We realized very early on in the eBay situation that this was where much of the best innovation was happening, and we did everything we could think of to encourage and nurture customers using the eBay marketplace to be able to trade nearly anything. While the marketplace may have been originally designed to facilitate trading things like electronics and collectibles, soon people started trading things like concert tickets, and fine art, and even cars. As you might imagine, there are some very significant differences between safely buying and transporting a car, and buying a ticket that’s good for just one night and then worthless.

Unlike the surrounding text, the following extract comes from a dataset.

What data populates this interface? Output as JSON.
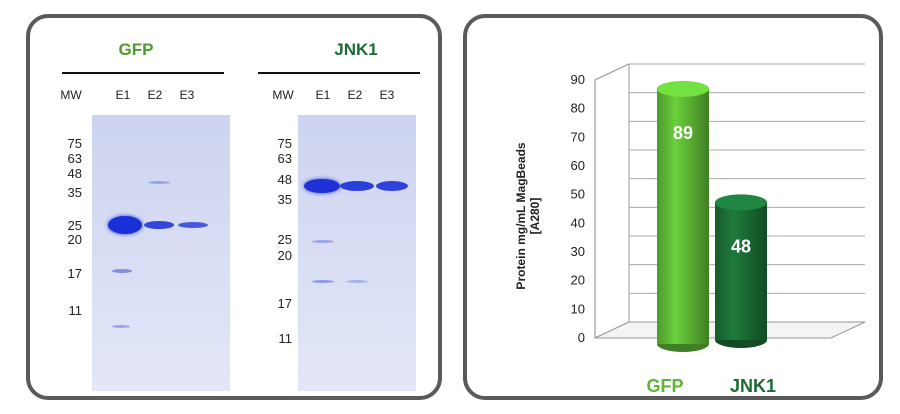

What I’m essentially arguing for here is a platform strategy, but normally we associate a platform with a set of API’s that allow second or third parties to create additional services and solutions on our foundation. Facebook’s platform is a good example of this. But a platform strategy can also be designed to be utilized directly by customers. Excel is an example of a general platform designed to be extended for new solutions by end customers.
Some product people can get upset when they find customers using their products for unintended use cases. Usually this concern is tied to the support obligations. However, I’m suggesting that this platform use case can be very strategic and well worth the investment to support, as if you find your customers using your product in ways you didn’t predict this is potentially very valuable info. Dig in a little and learn what problem they are trying to solve, and why they believe your product might provide the right foundation. Do this enough and you’ll soon see patterns and potentially some very big product opportunities.